I’ve always been a rebel, as my husband reminded me the other night. I don’t like being told what to do, and I definitely don’t like being told how to feel. More than that, I hate being told what my experience will or should be like.
This is something I’ve noticed in the pregnant and mom communities.
“Oh, just you wait. You’ll never get a day off when you have a kid.”
“You want to try and fit a baby into your life rather than the other way around? Good luck with that!”
“You’ll give up on (insert parenting technique here – cloth diapering, breastfeeding, etc.) when you realize how tough it is to have a child.”
Basically, I’ve found from established mothers that my life is going to change in every way except the ways that I’m actually anticipating, and I’m going to be miserable throughout the entire process. BUT IT’S WORTH IT, of course. Because, baby. Obviously.
I don’t know if women who say these things mean well, or are trying to justify their own experience. The thing is, I hate the status quo. “That’s just the way it’s done!” is NEVER a good reason for me. I don’t believe in just accepting how something is supposed to go for no reason other than it’s what we expect (or are told to expect).
One of my favorite baby books so far is Bringing Up Bébé*, by Pamela Druckerman. If you aren’t familiar with this book, I would definitely recommend it, especially for people who struggle with the status quo of raising children. The parenting techniques that the French utilize are often so different than what we are used to here in America, and it means for a different expectation for children. According to the French – why yes, you can have your baby sleep through the night at twelve weeks. Toddlers don’t have to scream through entire meals at restaurants. And children can be taught at a young age, perhaps even from birth, what the rules are.

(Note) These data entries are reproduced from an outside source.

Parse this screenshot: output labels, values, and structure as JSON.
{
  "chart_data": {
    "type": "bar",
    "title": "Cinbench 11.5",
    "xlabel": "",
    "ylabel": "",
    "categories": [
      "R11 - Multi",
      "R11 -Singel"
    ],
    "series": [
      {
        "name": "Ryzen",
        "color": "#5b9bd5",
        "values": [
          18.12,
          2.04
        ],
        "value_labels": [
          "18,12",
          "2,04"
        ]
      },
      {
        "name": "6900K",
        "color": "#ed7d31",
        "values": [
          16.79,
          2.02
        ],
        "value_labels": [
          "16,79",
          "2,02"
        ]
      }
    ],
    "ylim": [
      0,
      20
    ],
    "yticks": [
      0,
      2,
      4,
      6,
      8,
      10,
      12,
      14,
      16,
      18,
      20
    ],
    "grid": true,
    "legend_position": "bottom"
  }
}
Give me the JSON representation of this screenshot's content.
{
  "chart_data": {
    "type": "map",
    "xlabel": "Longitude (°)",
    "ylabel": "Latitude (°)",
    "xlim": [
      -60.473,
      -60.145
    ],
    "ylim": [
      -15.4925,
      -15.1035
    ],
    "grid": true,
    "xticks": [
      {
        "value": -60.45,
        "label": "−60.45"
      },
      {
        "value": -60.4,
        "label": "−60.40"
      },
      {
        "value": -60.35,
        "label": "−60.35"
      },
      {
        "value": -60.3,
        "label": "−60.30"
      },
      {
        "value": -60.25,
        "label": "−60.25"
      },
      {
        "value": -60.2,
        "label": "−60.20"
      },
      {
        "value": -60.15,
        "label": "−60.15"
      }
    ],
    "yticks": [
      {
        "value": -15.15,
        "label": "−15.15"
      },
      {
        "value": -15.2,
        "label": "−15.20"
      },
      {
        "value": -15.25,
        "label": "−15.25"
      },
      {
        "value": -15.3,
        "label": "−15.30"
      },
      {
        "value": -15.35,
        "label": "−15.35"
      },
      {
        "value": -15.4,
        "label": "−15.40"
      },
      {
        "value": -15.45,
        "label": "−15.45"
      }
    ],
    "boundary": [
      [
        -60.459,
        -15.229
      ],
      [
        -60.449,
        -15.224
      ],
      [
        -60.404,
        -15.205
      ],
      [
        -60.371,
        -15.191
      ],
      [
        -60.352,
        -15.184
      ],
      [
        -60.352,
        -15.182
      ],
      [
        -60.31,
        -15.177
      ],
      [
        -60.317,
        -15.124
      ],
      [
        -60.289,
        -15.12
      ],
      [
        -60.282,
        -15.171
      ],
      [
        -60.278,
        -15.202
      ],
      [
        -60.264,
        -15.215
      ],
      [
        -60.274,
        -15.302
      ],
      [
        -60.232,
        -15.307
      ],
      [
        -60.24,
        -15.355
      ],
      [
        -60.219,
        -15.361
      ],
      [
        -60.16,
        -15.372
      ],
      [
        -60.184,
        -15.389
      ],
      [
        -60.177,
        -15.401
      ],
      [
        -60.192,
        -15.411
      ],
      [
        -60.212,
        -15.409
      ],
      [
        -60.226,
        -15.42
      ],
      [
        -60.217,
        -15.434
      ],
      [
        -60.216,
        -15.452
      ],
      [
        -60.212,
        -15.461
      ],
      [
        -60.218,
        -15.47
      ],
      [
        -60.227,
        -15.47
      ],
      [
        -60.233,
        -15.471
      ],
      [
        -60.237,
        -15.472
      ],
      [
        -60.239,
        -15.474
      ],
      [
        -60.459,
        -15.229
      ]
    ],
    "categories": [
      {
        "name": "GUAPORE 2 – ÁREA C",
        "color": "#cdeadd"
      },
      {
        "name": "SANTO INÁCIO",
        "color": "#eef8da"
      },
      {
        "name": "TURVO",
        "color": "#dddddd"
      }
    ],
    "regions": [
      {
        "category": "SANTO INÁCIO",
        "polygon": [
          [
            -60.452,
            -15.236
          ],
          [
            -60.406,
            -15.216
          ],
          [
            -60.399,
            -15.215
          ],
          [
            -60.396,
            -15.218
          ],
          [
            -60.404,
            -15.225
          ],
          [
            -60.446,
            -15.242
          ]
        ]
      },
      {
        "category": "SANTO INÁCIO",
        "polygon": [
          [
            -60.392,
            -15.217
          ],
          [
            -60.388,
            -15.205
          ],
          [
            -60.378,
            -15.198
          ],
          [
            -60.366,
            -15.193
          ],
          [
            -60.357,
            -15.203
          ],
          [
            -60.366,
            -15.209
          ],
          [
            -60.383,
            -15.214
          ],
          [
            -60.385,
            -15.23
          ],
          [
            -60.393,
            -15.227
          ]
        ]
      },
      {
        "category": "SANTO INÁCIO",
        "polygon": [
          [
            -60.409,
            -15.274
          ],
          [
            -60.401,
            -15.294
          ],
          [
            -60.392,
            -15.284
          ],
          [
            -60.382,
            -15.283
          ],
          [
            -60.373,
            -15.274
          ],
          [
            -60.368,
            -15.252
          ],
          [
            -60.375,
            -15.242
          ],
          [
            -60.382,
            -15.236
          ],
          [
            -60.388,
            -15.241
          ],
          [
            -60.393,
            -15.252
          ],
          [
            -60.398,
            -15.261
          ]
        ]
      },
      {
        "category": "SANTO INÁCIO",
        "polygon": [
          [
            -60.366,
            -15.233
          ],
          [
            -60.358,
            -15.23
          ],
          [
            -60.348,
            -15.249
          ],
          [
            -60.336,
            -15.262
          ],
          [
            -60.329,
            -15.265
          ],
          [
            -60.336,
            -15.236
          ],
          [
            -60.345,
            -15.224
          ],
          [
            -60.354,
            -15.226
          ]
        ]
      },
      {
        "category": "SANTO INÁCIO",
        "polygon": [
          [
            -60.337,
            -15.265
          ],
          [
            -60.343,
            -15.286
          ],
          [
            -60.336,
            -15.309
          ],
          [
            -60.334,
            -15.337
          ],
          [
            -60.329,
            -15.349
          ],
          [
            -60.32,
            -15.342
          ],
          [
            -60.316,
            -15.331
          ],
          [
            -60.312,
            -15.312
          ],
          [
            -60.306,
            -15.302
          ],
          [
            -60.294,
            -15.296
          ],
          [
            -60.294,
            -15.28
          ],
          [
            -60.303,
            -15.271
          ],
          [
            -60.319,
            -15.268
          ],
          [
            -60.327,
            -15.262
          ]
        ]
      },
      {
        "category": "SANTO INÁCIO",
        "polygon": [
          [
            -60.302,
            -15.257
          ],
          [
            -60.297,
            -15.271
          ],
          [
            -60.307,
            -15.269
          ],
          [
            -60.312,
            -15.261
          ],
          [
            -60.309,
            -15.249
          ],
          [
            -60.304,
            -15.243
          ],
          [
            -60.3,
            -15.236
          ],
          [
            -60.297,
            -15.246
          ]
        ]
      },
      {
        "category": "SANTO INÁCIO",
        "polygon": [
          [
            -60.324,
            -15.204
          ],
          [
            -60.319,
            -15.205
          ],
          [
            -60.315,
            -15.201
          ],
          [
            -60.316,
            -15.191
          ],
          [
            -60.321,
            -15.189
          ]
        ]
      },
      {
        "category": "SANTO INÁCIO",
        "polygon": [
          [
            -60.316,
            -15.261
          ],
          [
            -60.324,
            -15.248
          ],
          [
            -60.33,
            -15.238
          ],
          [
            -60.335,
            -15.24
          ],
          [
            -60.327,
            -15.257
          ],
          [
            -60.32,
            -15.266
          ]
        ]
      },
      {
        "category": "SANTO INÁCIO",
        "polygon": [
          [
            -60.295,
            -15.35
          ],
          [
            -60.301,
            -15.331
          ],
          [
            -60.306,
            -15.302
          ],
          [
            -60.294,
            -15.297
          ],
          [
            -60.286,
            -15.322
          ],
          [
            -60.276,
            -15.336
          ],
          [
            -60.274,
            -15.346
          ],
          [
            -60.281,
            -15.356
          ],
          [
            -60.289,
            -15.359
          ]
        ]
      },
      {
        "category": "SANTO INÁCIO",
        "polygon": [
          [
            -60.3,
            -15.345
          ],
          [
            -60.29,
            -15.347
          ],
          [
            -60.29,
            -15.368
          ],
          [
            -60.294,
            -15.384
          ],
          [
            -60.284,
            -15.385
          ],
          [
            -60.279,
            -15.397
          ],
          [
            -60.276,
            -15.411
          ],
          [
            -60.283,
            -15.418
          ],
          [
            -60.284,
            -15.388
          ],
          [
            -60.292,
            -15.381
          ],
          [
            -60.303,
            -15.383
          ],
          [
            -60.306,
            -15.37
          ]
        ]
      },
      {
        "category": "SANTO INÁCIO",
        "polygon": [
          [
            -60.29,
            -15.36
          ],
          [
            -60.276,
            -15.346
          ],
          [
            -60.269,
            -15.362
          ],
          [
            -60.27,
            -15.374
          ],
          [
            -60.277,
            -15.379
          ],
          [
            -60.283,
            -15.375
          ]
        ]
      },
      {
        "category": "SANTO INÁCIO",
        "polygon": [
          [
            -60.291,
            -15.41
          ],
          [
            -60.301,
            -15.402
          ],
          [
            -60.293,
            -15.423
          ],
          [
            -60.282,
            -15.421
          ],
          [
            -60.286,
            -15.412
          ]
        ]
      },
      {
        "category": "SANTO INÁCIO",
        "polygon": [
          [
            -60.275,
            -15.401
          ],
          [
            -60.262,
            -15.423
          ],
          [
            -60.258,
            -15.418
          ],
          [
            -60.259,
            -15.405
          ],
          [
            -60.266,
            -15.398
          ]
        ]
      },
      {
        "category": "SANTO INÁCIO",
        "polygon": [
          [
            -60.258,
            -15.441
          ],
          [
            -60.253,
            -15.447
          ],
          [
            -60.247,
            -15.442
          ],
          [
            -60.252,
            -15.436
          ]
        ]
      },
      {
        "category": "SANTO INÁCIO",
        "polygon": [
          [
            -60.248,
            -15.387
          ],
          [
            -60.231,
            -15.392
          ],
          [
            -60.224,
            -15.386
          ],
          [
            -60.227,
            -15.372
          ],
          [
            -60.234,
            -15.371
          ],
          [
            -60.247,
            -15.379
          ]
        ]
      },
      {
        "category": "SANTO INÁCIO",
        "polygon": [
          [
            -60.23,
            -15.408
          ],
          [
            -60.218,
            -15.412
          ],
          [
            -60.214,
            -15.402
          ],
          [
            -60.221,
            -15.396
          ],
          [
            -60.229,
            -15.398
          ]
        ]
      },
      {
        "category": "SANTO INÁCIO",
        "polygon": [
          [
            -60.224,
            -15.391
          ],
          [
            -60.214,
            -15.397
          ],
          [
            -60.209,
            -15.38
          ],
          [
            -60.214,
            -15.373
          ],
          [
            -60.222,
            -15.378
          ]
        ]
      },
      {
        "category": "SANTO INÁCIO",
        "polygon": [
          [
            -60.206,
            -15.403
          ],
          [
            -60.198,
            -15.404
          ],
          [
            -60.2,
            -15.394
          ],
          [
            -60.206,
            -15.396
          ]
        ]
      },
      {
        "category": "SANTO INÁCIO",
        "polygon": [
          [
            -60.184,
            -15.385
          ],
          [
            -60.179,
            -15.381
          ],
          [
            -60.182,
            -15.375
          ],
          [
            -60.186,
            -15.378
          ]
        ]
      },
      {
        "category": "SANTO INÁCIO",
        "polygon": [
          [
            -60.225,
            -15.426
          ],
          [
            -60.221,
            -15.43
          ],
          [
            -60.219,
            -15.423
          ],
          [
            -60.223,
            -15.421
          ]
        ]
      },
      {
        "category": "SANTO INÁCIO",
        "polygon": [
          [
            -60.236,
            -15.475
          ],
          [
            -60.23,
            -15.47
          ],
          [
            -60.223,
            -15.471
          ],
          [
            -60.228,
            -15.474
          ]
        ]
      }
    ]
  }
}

Ask an American mother, and not only are these things considered impossible – they are outrageous! Ridiculous! Absolutely unnecessary and potentially harmful for the development of your children!
I try not to resent the women that project their own experience onto everyone else, but I’m finding it increasingly difficult to own MY experience without having the statements of others cloud my vision.
These last few weeks of my pregnancy are hard. Like, really hard. I’ve somehow regressed back to the morning sickness of my first trimester, times a bajillion. I can’t walk up the stairs without needing to sit down (or take a nap). My back is constantly hurting, so much so that I can’t even really be on my computer for very long at one time.
I hate admitting these things to myself, and I definitely hate admitting that pregnancy is rough these days, because that’s what I’ve been told to expect. That, or I see the women that work up until the day they give birth, and I can’t help but question – what is wrong with me? These women admit that pregnancy is hard, but can still function like normal human beings.
Perhaps I just need to stay off social media. I don’t often find myself soliciting advice, but it really is offered in ways that I don’t think people realize. By injecting YOU into a statement which really only involves the commenter, I’m being told how to feel or what to expect. I LOVE hearing about other women’s experiences – it’s when those experiences are projected onto me, or pregnant women/mothers as a whole, that I have trouble with. And it’s really starting to affect the way that I view my own pregnancy.
Hopefully I will be able to separate these things eventually. It’s something I struggle with on a daily basis, especially since I’m so active on social media. But I also hope that people will understand how it affects others when they see their own experience as universal – as the “status quo.” And you know how much I hate the status quo.